El discurso compuesto en honor de los caídos en la guerra lamíaca, quizá el último escrito por Hiperides, fue pronunciado en 322 aC, durante los funerales públicos acostumbrados entre los atenienses.
La obra fue muy admirada en la Antigüedad, aunque algunos críticos modernos la tachan de ser artificiosa y fría. Sin embargo, debe notarse que bajo las normas del discurso fúnebre se oculta la sinceridad inspirada del autor. El género del discurso fúnebre, uno de los principales dentro de la oratoria de aparato, tenía unas reglas rígidas y convencionales, como la confesión del orador sobre su incapacidad para realizar la tarea, la alabanza a los muertos, la consolación a los afligidos familiares, o el tributo a los antepasados y a la gloria de la ciudad. Sin descuidar estas reglas, Hiperides supo ser innovador, por ejemplo cuando centra la alabanza en un solo hombre, el general Leóstenes, al que parangona con la propia ciudad de Atenas, o cuando alude a la vida del Más Allá, algo ajeno al género.
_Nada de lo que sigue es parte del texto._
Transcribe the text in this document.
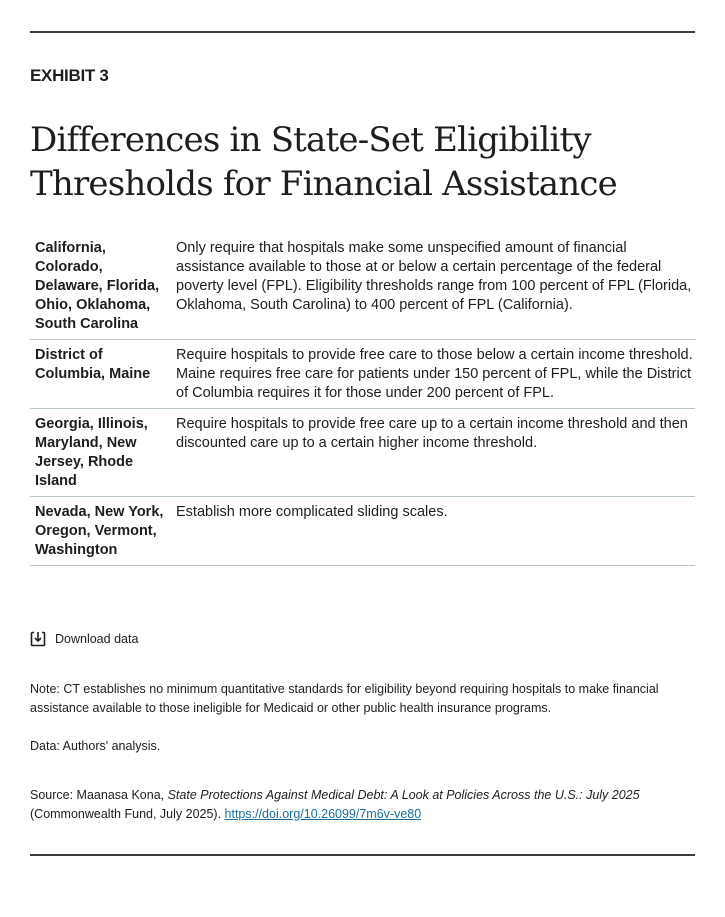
EXHIBIT 3
Differences in State-Set Eligibility Thresholds for Financial Assistance
California, Colorado, Delaware, Florida, Ohio, Oklahoma, South Carolina
Only require that hospitals make some unspecified amount of financial assistance available to those at or below a certain percentage of the federal poverty level (FPL). Eligibility thresholds range from 100 percent of FPL (Florida, Oklahoma, South Carolina) to 400 percent of FPL (California).
District of Columbia, Maine
Require hospitals to provide free care to those below a certain income threshold. Maine requires free care for patients under 150 percent of FPL, while the District of Columbia requires it for those under 200 percent of FPL.
Georgia, Illinois, Maryland, New Jersey, Rhode Island
Require hospitals to provide free care up to a certain income threshold and then discounted care up to a certain higher income threshold.
Nevada, New York, Oregon, Vermont, Washington
Establish more complicated sliding scales.
Download data

Note: CT establishes no minimum quantitative standards for eligibility beyond requiring hospitals to make financial assistance available to those ineligible for Medicaid or other public health insurance programs.

Data: Authors' analysis.

Source: Maanasa Kona, State Protections Against Medical Debt: A Look at Policies Across the U.S.: July 2025 (Commonwealth Fund, July 2025). https://doi.org/10.26099/7m6v-ve80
El discurso resulta también una obra de carácter político, al exhortar a los ciudadanos a finalizar la empresa por la que habían caído Leóstenes y los suyos, lo que aseguraría la libertad de Atenas y de Grecia.
Esta es la sinopsis del discurso, siguiendo la numeración de sus epígrafes:
- 1-3. Exordio. Contraste entre la inhabilidad del autor y la grandeza de la tarea que se le ha confiado. División del argumento.
- 4-9. Aspectos usuales de los discursos fúnebres, como el elogio de Atenas, y de la raza y educación de los caídos.
- 10-14. Elogio de Leóstenes, con el resumen de sus acciones de guerra.
- 15-16. Las alabanzas a los soldados están indisolublemente unidas a las de su jefe.
- 17-26. Motivos que encendieron en los combatientes el valor y el coraje. «En efecto, nunca persona alguna, de las que vivieron, luchó ni por una causa más bella, ni contra enemigos más poderosos, ni con menores medios».
- 27-40. Solemne glorificación de los caídos.
- 41-43. Epílogo. «Es difícil tal vez consolar a los que están en medio de tales padecimientos; pues las aflicciones no se calman ni con la palabra ni con la ley; antes bien, la naturaleza de cada uno y el afecto hacia el muerto fijan el límite de su penar».